- Nickname: Renzo
- Born: 23 January 1886 Turin, Kingdom of Italy
- Died: 12 December 1959 (aged 73) Turin, Italy
- Allegiance: Kingdom of Italy
- Rank: Lieutenant General
- Commands: Italian 2nd Eritrean Division 2nd Cavalry Division "Emanuele Filiberto Testa di Ferro" 21st Army Corps 6th Army Corps 9th Army
- Awards: Military Order of Italy

= Renzo Dalmazzo =

Italian lieutenant general during World War II

Lorenzo "Renzo" Dalmazzo (January 23, 1886 – December 12, 1959) was an Italian lieutenant general and corps and army commander during World War II.

==Military career==
On 3 June 1918, he received the Knight's Military Order of Italy (5th Class).

He served in the colony of Italian Somaliland in 1925–1926 and in Italian East Africa in 1936, where he led the Italian 2nd Eritrean Division during the Second Italo-Ethiopian War. On 24 May 1937, he received the Officer's Military Order of Italy (4th Class).
He returned to Italy and became commander of the 2nd Cavalry Division "Emanuele Filiberto Testa di Ferro".

After the outbreak of World War II he commanded the XXI Corps in the Western Desert Campaign in 1939–1940. He commanded the VI Corps in occupied Yugoslavia in 1940–1942, where he was instrumental in negotiating collaboration agreements with the Chetniks. On 24 December 1942, he received the Commander's Military Order of Italy (3rd Class).
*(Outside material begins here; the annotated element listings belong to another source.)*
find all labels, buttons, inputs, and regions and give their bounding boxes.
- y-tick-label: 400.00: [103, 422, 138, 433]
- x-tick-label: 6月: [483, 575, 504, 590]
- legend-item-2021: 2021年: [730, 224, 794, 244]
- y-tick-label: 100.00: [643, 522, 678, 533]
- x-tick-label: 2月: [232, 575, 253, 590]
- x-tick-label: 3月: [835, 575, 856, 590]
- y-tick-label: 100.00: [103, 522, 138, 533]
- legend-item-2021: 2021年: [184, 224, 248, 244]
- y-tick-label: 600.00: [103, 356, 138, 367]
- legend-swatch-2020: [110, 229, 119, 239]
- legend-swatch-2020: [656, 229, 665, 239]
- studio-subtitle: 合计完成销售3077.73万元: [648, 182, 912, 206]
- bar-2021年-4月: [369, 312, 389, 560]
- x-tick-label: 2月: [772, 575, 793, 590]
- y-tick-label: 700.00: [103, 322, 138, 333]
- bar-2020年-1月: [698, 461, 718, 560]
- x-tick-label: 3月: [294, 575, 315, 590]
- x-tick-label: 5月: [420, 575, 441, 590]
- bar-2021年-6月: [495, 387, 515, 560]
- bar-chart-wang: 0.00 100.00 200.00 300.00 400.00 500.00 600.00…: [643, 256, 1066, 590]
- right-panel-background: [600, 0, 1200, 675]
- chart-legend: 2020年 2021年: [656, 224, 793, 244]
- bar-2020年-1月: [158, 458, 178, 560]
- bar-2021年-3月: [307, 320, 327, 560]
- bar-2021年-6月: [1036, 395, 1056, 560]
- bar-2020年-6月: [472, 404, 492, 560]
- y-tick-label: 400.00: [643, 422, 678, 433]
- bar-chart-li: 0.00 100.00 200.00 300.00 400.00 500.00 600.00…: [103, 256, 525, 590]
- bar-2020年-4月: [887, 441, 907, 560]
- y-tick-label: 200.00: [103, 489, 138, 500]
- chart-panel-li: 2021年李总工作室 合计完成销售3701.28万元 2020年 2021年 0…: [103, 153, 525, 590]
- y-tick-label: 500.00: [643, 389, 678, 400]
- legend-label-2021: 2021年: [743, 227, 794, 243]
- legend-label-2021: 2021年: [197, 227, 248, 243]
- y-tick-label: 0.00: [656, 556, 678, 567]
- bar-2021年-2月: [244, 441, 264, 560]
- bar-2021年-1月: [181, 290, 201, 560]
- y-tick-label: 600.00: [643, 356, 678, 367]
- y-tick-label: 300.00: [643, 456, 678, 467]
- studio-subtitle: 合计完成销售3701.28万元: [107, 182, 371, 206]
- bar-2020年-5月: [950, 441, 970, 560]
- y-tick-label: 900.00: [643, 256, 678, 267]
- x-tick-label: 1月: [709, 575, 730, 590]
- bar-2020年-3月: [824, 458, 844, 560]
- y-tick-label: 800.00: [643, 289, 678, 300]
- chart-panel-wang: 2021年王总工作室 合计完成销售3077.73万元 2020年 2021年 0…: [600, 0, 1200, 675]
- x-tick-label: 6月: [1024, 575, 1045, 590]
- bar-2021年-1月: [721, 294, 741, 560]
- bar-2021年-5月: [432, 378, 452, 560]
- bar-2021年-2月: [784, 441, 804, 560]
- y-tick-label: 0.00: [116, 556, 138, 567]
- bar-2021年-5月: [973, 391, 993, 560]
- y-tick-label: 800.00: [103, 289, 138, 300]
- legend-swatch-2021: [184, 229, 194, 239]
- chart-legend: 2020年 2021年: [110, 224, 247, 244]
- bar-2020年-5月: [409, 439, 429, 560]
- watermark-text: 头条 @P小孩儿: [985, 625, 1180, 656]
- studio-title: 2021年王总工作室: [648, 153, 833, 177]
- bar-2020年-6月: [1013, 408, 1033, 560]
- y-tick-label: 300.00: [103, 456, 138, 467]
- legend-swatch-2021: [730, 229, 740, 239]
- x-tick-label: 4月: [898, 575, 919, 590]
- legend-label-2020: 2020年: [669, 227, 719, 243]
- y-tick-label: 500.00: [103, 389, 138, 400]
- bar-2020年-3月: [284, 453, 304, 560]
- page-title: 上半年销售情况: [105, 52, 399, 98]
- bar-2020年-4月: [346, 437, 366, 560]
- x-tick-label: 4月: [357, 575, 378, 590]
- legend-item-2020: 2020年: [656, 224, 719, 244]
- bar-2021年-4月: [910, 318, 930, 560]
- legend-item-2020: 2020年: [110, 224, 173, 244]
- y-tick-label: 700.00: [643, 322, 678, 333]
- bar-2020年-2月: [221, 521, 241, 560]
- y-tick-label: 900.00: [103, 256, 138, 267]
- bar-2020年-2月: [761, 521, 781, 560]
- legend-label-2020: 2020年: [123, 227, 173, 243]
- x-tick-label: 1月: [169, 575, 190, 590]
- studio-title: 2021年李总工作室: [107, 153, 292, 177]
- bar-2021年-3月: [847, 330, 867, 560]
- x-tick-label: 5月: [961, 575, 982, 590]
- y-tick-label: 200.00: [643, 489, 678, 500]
He then served in Albania in 1943 as commander of the 9th Army. In March 1943 he negotiated an agreement with Ali Këlcyra of the Balli Kombëtar for their assistance in suppressing the communist resistance. The Dalmazzo–Këlcyra Agreement has been controversial in Albanian historiography. He was taken prisoner of war by the Germans in 1943 when Italy capitulated to the Allies. He died in 1959.